Aya looked pleased with herself, especially after I told her I was proud of her.

“Thanks, Joe.”

Once my plane reached ten thousand feet, the captain got on the intercom and announced that passengers could use computers. I checked on defense contractors first, as Haines had suggested, tried to match up companies with infected cities. I tried “weapons manufacturers,” “military suppliers,” “defense industry,” “military bases.” It was a flawed approach because any classified stuff wouldn’t be available on Google. But a flawed approach was the best I could do right now.

I found nothing. Maybe one of the other people on the team is having better luck.

Next I tried to link affected cities to a specific military branch; a base; Army, Navy, Air Force, Marines.

Nothing.

The flight attendant asked if I wanted a drink. I accepted a vodka. I typed in, “hot dog chili sauce,” to see what came up.

Within seconds I was looking at a dozen brands of sauce, that came in jars, cans, even squeeze bottles. Up swam ads for sauce. And ratings in a national culinary magazine. Sauces had names like Uncle Ed’s and Terrific Value and Rochester’s Best. Sauce makers were spread across the country, from northern California to Texas, Wisconsin, New Jersey.

I tried to match a manufacturer to all the infected cities.

Nothing.

Well, good try, I thought.

I finished my drink, and the flight attendant was back with a lunch menu.
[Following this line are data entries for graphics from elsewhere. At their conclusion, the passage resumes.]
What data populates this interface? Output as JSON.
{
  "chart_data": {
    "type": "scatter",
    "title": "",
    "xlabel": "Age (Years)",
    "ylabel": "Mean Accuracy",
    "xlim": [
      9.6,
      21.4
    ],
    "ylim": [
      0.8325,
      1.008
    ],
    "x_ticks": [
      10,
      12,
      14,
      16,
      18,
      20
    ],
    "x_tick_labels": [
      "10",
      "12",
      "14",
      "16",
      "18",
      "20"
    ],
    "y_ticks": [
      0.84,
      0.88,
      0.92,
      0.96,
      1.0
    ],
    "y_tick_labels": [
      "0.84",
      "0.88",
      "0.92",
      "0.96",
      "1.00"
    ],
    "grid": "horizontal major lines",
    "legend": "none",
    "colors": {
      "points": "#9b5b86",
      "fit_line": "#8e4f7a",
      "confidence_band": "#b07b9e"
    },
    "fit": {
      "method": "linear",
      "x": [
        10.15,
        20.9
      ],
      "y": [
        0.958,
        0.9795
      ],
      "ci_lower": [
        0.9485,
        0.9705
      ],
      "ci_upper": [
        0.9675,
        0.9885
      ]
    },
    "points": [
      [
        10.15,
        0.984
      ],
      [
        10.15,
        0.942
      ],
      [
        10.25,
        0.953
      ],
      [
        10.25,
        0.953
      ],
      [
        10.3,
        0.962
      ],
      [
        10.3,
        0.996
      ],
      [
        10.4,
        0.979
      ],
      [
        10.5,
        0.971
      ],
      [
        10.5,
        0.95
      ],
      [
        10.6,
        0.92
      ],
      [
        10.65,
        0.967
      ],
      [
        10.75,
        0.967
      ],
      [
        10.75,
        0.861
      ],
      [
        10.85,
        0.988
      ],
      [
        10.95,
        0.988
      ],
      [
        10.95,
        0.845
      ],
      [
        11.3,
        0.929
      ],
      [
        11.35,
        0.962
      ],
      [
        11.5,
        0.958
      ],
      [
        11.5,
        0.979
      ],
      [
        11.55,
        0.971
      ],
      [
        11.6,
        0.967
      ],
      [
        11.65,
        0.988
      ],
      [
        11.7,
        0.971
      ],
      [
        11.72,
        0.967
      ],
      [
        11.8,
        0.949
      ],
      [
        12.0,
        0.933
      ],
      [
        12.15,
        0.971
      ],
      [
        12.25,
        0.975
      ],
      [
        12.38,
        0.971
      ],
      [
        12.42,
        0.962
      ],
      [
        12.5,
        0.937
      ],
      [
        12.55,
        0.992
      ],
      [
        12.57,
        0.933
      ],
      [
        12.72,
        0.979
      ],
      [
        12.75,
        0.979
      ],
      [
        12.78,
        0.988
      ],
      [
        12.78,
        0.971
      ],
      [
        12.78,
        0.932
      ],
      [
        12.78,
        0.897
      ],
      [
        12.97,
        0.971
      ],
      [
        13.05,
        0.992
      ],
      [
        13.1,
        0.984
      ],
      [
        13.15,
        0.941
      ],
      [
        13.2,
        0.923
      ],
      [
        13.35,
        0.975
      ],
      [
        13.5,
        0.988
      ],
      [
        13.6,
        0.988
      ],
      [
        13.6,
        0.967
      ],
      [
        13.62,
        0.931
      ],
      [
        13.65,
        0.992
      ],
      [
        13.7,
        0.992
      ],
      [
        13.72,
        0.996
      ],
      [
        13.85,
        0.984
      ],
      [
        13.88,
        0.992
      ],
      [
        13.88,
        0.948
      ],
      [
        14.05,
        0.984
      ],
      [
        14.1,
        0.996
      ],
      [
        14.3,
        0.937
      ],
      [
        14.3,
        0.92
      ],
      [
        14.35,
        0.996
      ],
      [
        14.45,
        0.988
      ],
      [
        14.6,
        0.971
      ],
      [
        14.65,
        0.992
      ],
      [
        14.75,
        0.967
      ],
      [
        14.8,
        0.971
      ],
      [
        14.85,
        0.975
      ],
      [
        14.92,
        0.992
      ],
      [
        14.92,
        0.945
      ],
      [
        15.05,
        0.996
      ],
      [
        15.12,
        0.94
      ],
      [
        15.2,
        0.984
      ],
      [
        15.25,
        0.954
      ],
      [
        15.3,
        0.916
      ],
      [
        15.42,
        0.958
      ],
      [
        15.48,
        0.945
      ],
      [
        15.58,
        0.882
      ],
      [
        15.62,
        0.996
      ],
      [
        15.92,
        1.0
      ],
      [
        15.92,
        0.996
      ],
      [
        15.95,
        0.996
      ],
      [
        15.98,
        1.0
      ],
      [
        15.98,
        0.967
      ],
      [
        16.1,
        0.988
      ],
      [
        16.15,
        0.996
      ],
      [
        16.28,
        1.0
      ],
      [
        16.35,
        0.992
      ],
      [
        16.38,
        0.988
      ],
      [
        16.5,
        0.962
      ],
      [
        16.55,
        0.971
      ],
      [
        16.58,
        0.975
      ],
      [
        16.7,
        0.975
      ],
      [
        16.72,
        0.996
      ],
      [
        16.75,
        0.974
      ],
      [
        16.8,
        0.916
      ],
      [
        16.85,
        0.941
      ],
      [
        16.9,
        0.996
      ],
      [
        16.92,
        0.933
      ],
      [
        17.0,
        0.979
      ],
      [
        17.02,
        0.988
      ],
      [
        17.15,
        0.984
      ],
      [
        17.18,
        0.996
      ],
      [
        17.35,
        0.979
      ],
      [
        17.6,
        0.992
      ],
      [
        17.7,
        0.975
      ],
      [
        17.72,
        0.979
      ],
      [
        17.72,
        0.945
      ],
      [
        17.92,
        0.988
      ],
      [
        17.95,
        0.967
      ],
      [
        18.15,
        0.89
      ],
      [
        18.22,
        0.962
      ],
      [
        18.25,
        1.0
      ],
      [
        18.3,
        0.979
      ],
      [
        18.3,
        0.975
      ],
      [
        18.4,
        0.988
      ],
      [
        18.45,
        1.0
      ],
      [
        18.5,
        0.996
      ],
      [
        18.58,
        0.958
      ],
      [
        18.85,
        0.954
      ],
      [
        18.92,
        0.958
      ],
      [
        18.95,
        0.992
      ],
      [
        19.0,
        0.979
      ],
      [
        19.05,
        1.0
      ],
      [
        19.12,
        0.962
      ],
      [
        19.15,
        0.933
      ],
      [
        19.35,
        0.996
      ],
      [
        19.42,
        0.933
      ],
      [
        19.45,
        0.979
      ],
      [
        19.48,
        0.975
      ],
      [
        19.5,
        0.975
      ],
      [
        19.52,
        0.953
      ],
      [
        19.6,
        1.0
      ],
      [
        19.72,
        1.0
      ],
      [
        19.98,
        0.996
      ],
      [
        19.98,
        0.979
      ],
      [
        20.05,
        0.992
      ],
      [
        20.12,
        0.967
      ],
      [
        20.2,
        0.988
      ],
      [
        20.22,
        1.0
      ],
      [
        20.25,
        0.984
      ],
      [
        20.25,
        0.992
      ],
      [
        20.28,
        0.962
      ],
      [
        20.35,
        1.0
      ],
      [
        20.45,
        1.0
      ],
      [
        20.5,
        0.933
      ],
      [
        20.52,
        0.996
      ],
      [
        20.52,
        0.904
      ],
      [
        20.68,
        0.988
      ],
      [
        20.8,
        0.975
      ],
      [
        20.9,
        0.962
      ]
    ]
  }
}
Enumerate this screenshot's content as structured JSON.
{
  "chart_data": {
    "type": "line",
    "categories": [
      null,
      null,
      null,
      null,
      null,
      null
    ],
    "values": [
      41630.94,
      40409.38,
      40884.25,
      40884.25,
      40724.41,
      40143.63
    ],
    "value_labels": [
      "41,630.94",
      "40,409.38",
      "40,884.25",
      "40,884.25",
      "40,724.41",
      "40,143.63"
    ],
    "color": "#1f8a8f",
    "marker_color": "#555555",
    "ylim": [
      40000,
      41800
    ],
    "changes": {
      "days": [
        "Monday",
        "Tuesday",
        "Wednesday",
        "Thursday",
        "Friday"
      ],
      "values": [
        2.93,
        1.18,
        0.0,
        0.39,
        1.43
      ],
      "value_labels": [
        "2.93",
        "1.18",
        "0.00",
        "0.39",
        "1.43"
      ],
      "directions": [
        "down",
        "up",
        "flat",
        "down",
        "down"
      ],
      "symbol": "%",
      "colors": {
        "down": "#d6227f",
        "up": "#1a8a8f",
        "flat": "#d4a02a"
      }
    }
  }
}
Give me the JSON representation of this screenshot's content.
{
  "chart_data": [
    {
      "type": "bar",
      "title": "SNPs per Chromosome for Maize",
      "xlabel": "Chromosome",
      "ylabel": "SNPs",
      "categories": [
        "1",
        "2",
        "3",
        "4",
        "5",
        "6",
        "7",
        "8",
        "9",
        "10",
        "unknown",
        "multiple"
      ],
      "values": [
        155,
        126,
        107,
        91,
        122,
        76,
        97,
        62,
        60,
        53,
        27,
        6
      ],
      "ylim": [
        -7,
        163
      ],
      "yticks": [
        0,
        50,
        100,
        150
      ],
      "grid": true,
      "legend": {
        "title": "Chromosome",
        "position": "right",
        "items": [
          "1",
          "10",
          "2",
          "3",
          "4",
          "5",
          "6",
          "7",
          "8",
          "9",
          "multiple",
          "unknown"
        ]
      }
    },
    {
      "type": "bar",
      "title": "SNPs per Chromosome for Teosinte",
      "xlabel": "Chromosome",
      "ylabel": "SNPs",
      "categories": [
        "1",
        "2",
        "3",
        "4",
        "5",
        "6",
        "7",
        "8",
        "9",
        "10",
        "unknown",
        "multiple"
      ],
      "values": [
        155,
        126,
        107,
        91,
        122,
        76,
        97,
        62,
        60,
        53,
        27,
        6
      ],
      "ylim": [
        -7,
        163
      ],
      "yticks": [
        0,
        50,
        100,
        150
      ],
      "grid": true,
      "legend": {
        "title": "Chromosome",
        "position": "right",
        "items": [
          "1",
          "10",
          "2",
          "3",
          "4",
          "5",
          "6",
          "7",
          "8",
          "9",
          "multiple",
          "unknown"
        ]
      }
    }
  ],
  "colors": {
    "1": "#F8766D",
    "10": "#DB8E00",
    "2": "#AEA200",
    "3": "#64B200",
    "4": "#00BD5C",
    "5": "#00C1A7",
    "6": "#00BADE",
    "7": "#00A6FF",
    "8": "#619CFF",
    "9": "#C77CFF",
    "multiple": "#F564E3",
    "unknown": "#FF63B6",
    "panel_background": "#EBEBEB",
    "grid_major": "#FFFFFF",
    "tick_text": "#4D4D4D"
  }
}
I wasn’t hungry. Back at the keyboard, I dropped the city names and just called up chili makers, to read about them. Eddie had been right. Uncle Ed’s was a subsidiary of a larger Kansas City company called Great Foods International. Rochester’s Best had been bought, four years ago, by Fresh Unity Food and Beverage. Terrific Value, available in big-box stores, was owned by a French conglomerate based in Paris. Small companies had been consumed, so to speak, by bigger ones.